というようにいろいろと話は出てくるが、いざショッピングセンターの話になると内部での経験や身体の話へ終始してしまいショッピングセンターの枠組みから斬り込むプレゼンターの方がいなくて個人的には歯がゆい部分もあった。そんなに“見えない”のかと思うが、それはビジター的視点だと言われ切られてしまう。個人的にはその視点がないといつまでたってもインドア郊外的生活は変えられないと思う。

建築からは遠い所で存在する固定化してしまったショッピングセンターの枠組みを突破するためにはやはり、ショッピングセンターの唯一他の他の建築と違う特徴である、(若林さんは見えないというが)圧倒的な外部のダイナミクスを利用するしかないのではないか。

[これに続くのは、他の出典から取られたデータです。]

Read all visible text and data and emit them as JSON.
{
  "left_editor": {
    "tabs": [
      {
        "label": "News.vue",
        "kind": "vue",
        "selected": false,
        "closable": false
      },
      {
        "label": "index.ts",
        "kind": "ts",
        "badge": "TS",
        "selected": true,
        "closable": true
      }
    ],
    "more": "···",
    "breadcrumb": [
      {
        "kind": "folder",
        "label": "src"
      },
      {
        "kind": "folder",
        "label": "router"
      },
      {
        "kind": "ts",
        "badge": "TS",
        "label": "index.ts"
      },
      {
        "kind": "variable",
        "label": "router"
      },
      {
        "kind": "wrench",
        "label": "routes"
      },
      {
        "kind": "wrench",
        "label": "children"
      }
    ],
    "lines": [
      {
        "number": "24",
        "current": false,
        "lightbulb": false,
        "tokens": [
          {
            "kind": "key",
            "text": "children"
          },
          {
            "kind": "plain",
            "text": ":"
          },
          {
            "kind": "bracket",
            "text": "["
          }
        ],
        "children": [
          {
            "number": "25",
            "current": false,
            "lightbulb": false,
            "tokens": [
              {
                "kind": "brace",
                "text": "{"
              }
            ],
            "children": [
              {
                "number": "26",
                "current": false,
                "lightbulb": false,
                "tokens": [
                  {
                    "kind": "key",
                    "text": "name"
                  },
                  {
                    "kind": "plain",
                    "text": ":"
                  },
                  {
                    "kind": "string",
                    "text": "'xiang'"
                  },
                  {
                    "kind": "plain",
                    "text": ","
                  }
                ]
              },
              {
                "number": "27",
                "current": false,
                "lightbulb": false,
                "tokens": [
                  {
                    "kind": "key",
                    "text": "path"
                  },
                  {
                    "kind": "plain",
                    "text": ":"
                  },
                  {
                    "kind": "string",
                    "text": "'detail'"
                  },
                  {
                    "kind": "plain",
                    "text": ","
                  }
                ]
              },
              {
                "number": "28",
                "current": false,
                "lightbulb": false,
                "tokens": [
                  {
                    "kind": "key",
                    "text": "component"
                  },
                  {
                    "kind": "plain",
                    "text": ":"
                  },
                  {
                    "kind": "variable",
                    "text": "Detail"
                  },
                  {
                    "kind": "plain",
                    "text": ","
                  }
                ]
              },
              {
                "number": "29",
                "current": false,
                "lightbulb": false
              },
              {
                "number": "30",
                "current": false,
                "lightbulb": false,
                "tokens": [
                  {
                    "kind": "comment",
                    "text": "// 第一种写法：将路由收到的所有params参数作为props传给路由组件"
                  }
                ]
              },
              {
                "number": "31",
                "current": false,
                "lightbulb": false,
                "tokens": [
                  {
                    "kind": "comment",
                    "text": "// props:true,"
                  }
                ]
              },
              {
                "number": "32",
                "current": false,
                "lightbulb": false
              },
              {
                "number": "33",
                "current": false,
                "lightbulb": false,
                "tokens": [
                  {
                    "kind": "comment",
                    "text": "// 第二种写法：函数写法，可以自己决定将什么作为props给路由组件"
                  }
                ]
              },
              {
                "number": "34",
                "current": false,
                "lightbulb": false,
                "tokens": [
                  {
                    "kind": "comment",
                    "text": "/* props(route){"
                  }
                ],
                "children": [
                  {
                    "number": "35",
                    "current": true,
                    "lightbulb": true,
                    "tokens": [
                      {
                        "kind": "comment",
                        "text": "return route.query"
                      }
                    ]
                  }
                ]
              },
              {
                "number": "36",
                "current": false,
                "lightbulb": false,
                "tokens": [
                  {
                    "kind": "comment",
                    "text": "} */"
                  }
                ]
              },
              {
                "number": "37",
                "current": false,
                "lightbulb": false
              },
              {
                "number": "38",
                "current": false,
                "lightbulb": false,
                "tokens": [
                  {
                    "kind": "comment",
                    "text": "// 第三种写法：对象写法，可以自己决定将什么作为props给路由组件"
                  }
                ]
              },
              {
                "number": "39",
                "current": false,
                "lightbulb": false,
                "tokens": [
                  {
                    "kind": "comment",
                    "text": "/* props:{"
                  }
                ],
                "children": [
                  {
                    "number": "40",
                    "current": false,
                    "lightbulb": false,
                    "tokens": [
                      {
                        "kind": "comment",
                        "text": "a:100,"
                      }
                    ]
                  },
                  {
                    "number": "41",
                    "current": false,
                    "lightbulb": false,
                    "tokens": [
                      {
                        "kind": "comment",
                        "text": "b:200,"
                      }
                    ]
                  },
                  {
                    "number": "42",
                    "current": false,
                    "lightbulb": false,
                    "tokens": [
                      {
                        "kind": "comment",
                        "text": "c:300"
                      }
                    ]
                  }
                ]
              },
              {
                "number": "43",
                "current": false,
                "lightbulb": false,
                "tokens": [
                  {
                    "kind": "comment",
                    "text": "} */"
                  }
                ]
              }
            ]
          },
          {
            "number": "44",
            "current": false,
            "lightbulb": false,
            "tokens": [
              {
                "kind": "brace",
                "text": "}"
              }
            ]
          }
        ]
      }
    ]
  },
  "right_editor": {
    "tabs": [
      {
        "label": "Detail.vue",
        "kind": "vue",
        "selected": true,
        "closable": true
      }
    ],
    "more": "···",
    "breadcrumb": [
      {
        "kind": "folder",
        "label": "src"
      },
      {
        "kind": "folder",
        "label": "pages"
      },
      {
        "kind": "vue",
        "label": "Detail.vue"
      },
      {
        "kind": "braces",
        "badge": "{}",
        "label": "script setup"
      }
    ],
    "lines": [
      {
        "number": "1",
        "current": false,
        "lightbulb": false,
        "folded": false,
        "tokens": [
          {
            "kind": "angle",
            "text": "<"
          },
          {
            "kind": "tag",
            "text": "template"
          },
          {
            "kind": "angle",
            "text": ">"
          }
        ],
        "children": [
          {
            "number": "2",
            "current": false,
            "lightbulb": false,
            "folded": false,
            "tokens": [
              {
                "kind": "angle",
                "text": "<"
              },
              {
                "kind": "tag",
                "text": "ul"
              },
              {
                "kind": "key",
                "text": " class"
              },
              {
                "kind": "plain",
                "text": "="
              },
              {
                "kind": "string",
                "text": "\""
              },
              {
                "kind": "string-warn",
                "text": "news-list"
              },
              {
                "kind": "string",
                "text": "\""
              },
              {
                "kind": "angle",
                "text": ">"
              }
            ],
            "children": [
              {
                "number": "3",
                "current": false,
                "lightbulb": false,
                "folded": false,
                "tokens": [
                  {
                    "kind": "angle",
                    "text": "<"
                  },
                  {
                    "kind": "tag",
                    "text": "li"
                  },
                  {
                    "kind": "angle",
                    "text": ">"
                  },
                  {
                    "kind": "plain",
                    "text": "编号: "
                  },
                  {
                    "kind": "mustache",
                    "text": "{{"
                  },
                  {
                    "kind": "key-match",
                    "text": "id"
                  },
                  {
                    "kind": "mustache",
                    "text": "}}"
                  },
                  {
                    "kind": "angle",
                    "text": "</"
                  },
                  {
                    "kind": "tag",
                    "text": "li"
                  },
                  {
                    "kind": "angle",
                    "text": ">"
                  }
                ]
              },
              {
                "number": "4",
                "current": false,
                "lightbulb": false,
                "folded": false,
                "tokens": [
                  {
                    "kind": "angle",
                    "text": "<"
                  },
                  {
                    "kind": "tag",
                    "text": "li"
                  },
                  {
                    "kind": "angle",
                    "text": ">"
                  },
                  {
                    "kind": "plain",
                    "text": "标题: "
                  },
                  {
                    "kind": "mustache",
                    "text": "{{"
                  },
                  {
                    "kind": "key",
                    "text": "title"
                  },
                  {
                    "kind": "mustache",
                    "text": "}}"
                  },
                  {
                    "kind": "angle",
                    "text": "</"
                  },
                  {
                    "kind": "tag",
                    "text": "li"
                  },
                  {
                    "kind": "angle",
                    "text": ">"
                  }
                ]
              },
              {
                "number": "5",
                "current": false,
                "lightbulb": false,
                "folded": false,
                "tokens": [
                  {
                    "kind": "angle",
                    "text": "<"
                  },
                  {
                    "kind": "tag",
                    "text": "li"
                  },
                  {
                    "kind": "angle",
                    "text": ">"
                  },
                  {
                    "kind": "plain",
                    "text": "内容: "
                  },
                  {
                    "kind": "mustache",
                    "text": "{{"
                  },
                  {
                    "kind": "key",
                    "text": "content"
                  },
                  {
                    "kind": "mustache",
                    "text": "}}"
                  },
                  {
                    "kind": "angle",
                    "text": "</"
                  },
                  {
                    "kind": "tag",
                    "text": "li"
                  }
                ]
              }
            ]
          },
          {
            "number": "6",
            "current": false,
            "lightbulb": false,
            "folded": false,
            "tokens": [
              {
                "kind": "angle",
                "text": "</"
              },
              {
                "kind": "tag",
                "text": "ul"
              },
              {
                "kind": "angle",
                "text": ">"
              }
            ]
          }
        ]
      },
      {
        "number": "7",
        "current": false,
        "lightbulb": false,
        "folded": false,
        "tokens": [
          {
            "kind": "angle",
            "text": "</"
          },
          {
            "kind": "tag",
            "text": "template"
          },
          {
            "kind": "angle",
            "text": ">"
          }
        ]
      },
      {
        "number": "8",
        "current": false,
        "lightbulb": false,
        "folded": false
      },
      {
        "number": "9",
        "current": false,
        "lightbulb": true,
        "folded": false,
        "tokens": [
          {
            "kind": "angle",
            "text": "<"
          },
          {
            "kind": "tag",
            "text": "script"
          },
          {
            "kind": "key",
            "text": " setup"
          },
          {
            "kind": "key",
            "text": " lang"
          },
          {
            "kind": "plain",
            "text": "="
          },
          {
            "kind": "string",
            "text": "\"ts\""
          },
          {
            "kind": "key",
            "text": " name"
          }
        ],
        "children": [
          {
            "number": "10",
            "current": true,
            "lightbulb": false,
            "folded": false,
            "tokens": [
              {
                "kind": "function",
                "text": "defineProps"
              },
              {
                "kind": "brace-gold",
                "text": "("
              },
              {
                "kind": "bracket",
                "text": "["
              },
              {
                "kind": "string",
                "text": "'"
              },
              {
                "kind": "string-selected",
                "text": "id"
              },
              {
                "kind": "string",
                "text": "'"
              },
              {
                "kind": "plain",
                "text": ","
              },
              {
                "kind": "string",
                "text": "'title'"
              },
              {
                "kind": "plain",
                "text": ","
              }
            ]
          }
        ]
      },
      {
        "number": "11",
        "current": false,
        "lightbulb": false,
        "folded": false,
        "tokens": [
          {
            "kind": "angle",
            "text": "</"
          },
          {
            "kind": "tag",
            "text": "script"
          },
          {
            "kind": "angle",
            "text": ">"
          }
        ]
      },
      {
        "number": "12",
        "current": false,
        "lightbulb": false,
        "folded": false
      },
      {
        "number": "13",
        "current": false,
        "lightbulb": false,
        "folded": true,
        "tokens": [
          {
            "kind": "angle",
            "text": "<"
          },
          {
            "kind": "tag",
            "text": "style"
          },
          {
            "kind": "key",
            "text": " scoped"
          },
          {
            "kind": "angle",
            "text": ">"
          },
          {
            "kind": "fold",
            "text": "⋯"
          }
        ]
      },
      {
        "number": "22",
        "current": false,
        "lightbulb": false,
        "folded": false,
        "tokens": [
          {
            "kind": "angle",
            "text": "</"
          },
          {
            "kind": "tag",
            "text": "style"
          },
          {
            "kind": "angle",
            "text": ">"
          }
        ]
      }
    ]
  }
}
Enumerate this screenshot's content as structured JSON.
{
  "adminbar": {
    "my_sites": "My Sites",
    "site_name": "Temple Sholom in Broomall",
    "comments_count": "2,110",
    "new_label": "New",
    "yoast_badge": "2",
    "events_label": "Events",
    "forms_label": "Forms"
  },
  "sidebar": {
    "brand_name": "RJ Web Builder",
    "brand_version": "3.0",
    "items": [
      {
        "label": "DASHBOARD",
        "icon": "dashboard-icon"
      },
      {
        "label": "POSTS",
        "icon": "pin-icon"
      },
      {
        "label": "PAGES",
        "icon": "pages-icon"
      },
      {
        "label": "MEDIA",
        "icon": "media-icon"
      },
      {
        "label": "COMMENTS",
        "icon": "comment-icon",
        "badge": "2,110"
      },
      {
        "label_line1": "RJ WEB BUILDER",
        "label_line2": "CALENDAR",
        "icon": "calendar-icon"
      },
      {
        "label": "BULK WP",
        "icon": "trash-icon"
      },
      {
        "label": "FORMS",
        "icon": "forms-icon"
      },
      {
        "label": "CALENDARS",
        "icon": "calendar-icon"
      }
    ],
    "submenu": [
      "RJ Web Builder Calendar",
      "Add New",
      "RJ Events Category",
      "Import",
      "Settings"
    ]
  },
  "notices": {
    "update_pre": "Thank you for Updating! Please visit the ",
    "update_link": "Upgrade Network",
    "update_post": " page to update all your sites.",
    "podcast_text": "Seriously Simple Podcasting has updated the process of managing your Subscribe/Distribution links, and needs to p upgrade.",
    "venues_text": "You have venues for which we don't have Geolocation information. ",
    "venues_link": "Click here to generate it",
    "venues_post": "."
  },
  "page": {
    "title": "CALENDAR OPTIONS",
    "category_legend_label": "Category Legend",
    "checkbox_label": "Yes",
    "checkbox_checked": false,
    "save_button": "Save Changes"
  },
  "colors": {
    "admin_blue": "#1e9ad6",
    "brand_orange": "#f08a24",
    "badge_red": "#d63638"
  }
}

商業論理の枠組み(二核モール型という空間のトポロジー)を保存したまま、かすかに読み取れる場所性(コンテクスト)との緊張関係を作って、環境をねじ曲げること。

この画像は"ららぽーと豊洲"のボリュームを立ち上げてgoogle earthにplotしたものである。
もともと旧石川島播磨重工業(現IHI)東京第一工場跡地である
ショッピングセンターにどうしても出てきてしまう条件は"核店舗"とそれをつなぐ小店舗の連なりである"モール"の空間である。もともとあったドック(船着き場)を潰さず、囲むように核店舗を置き、細いモール部分をドックより後ろに配置している。これにより中央広場は風のよる抜けるダイナミックな空間が作られていて、そこに舟形の分棟店舗を配置している。"外部"を見えないどころか、かつての枠組みを空間化且つキャッチコピー化しているので、建築家の柄沢祐輔氏の言う顕在的なコンテクスト(敷地の物理的な環境)の中にも潜在的なコンテクスト(かつて敷地に存在した枠組みや経済の力学)の中にも、他のショッピングセンターよりかは位置づいているように見える。

議論の最後で場所性の話も出たが、豊洲ららぽは、決してカッコいいとは思わないが、全体を使ってそれをなんとか繋ぎ止めている具体的なレファランスとして挙げられる。

ショッピングセンターにおける次世代の“設計”や、“差異”とはまずはこういうことなのではないかと思う。
ショッピングセンターは身体などという小さなスケールではなく、超俯瞰の視点で考えることが出来る現代における唯一の巨大建築だと思う。